The role of doctors in Nazi atrocities

The role of doctors in Nazi atrocities

The researchers present a detailed account of the monstrosities committed by doctors during the Nazi regime and point out that studies and experiments from the era continue to be used uncritically. “It is often surprising how limited the medical community’s current knowledge of the crimes committed by doctors is. Nazi doctors, with the exception of only a vague idea of ​​Josef Mengele’s experiments in the Auschwitz concentration camp,” noted Herwig Czech of the Medical University of Vienna in Austria.




This is why Czech and his colleagues three years ago suggested to the editor-in-chief of the scientific journal The Lancet the creation of a commission with the aim of expanding this knowledge and drawing conclusions for the future.

In the commission’s comprehensive report, now available, the researchers not only compiled historical evidence about the medical atrocities committed under the Nazi regime, but also demonstrated with great clarity how these acts of cruelty did not occur in isolation and how their impact persists. today again. .

The document details how doctors and health experts contributed to the drafting of the so-called “compulsory sterilization laws” and were actively involved in the sterilization of more than 350,000 people classified as “genetically inferior” by Nazi racial laws.

Many of these people suffered serious physical and psychological injuries, as well as many others who died during the procedures. At least 230,000 patients who suffered from mental, cognitive problems or had physical limitations were murdered during World War II in so-called euthanasia programs in Germany and the occupied territories. Tens of thousands of people suffered abuse while being used as guinea pigs, for example in concentration camps.

Eugenics as pseudojustification

Nazi racial theory served as a pseudoscientific justification for these atrocities. At the basis of this “racial hygiene” was eugenics, the study of presumed good genetic characteristics, according to a theory published in the mid-19th century by the British naturalist Charles Darwin, according to which in a process of natural selection only the majority some of the strong survive, while the others disappear.

Eugenicists also applied this concept of natural selection to human societies. In this way, the reproduction of people with supposedly better genetic configurations should be promoted, just as the reproduction of people with inferior genetic configurations should be avoided.

In Germany and other countries eugenics developed as a science that was socially accepted across all parties, social classes and even in the fields of research and medicine, becoming the cause of enormous suffering.

At the beginning of the 20th century these ideas found fertile ground, especially in Germany. Mass unemployment threw millions of people into poverty, crime increased dramatically, diseases spread, and mortality was quite high. Based on eugenics, these problems were attributed to “inferior biological substances.”

“Valueless Lives”

Therefore, only drastic eugenic measures such as the forced sterilization of “worthless lives” could prevent the decline of society. There was very little money, food or space to share with these people.

For the Nazis especially, eugenics served as a convenient justification for their racial follies. On the one hand, they promoted the creation of so-called “Aryan children”, but on the other hand they wanted to radically destroy so-called “worthless lives” through sterilization, euthanasia or systematic murder, as in concentration camps. Scientists and doctors have been actively involved in this process.

The report, based on 878 sources of information, is the most comprehensive yet on the atrocities, The Lancet says.

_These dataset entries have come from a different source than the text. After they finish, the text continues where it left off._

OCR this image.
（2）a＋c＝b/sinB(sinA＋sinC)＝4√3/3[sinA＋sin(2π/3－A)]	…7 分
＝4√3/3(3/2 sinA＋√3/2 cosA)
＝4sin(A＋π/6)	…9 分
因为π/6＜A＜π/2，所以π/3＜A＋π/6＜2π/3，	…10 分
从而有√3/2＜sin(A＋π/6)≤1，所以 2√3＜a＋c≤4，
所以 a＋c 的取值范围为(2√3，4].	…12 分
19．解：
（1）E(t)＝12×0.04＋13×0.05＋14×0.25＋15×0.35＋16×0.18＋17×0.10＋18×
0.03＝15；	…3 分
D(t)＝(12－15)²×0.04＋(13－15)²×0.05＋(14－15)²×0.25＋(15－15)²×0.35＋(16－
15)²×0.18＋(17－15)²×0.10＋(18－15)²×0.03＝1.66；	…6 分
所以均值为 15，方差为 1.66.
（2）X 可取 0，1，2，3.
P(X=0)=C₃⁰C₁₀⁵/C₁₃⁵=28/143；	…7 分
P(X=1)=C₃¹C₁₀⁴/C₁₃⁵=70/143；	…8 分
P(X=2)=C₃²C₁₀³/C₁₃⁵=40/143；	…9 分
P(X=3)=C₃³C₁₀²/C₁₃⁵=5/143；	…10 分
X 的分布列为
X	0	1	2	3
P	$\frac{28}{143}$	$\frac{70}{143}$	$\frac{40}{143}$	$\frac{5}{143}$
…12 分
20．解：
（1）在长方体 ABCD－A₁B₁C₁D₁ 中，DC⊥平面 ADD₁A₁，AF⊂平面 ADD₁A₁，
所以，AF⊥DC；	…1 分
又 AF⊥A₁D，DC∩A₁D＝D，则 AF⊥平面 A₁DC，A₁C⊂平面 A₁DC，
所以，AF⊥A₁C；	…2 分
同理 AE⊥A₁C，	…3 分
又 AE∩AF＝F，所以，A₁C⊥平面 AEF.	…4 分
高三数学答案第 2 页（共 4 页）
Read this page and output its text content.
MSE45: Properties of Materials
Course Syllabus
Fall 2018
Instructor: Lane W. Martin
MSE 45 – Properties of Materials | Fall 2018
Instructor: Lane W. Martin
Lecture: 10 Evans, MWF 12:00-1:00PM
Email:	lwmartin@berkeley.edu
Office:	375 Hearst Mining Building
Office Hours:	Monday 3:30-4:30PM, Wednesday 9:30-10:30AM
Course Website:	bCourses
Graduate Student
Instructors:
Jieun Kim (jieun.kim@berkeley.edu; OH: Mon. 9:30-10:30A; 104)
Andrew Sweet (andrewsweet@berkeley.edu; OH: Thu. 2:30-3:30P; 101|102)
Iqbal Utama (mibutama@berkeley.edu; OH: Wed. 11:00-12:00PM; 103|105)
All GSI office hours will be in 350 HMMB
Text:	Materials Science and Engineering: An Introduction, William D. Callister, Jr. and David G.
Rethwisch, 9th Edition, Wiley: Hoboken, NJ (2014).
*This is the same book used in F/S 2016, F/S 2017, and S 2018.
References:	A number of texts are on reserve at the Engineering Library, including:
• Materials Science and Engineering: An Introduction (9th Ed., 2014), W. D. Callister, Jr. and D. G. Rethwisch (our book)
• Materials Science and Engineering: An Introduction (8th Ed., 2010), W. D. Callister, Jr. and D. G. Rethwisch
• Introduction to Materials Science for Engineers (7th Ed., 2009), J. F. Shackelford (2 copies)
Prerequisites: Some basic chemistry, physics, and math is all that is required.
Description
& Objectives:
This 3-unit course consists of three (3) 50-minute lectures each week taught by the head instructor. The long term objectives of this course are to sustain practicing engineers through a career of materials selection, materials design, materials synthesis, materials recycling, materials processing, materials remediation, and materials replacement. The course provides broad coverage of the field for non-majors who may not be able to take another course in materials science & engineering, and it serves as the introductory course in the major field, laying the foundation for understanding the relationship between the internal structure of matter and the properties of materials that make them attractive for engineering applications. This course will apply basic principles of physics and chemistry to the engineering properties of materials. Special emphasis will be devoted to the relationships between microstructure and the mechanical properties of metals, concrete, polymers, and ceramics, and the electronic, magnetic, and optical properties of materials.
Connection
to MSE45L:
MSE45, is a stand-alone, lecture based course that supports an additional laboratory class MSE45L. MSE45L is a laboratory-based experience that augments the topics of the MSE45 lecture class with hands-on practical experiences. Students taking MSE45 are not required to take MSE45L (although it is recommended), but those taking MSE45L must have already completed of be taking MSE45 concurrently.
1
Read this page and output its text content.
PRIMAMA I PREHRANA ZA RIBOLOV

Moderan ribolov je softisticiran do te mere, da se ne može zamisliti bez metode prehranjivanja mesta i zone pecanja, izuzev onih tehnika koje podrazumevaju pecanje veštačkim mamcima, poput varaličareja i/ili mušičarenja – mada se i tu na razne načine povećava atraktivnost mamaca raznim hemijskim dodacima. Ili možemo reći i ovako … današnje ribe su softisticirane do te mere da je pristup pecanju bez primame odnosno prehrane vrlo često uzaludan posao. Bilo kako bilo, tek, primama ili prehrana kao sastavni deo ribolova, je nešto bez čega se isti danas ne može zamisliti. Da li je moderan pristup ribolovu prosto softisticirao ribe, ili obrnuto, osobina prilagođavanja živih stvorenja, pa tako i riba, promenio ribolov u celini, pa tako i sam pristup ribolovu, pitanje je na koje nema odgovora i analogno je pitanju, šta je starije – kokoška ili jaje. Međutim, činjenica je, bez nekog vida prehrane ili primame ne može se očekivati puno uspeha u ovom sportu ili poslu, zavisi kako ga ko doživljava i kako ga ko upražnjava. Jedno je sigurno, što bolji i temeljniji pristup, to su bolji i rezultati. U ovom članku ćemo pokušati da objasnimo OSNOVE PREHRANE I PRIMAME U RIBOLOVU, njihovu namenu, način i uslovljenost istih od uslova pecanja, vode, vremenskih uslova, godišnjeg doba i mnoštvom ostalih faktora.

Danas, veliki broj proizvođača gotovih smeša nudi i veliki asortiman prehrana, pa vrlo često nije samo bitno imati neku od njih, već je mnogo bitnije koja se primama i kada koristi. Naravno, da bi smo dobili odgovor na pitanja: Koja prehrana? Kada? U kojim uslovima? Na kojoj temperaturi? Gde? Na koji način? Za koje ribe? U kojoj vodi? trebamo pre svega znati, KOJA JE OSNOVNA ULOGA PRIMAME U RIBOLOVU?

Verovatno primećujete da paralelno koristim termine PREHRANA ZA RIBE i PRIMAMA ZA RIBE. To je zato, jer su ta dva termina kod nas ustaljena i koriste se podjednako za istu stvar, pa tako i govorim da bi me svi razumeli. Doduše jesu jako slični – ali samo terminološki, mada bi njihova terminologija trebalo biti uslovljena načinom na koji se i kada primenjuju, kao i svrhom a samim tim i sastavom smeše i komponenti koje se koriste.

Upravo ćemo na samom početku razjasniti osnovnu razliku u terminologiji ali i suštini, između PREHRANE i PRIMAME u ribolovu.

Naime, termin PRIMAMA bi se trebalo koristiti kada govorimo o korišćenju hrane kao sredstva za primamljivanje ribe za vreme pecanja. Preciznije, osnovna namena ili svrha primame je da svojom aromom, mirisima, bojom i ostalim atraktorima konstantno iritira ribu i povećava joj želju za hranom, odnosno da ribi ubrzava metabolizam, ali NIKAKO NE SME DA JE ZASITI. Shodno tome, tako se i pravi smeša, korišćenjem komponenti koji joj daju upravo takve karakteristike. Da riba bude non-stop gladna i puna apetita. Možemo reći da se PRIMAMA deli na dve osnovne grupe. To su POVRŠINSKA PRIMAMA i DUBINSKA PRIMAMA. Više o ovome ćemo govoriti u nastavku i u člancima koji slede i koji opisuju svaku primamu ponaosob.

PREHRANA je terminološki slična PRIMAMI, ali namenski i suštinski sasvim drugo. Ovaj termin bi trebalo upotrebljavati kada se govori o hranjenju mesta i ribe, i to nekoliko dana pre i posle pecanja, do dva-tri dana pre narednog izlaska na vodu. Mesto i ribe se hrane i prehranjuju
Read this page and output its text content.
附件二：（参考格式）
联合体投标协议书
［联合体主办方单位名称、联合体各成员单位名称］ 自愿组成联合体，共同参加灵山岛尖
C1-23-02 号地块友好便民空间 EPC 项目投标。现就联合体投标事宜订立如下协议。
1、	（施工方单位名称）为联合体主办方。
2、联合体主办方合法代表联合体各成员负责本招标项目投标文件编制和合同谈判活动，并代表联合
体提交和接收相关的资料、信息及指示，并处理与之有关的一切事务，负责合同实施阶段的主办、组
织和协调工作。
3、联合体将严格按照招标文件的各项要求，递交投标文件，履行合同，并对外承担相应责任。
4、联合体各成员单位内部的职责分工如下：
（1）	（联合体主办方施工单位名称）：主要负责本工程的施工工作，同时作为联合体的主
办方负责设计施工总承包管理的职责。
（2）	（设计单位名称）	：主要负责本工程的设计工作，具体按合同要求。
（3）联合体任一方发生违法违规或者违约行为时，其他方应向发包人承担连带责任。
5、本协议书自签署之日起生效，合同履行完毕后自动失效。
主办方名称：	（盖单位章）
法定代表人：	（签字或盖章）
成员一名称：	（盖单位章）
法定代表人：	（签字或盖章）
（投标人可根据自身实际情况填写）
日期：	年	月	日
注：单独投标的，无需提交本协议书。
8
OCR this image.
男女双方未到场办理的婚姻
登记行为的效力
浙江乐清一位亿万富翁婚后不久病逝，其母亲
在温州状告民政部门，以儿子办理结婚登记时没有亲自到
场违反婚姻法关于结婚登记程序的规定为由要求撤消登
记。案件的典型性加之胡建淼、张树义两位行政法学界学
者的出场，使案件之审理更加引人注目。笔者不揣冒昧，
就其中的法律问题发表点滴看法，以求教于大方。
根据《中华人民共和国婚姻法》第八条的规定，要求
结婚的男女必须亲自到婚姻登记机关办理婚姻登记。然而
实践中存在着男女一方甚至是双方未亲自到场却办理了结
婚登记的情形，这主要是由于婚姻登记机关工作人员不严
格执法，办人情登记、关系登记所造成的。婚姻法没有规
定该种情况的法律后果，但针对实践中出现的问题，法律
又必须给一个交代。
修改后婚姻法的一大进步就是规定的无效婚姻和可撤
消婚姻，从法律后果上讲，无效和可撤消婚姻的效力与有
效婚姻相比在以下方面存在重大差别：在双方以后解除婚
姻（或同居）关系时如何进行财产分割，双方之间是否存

The text recounts the development of medical research during the Nazi era and individually portrays the perpetrators, as well as the victims and the doctors imprisoned by the regime who treated their fellow prisoners in the most difficult conditions, including concentration camps.

Traces up to the present day

Despite intense investigations, many of the perpetrators and accomplices were not held accountable after the war or were only charged much later.

According to the report, knowledge gathered by the Nazis is generally used uncritically. Austrian Eduard Pernkopf’s anatomical atlas is still used today thanks to his attention to detail. In the work, the staunch Nazi anatomist used images of people executed during the Nazi regime.

Another concern of the commission is to raise awareness among medical professionals of the origin of applied knowledge. “Medical students, researchers and health workers need to know where – and from whom – the basis of medical knowledge comes. They owe it to the victims of Nazism,” said Shmuel Pinchas Reis of the Hebrew University of Jerusalem, co- president of the commission.

Lessons for the future

The authors see their report as a first step as they plan extensive online documentation work. “Nazi medical atrocities are among the best-documented examples of medical involvement in human rights violations in history,” says Sabine Hildebrant of Harvard Medical School, USA, also co-chair of the commission.

“We must study the worst in human history to recognize and counter similar patterns in the present, with the aim of promoting the best,” he concluded.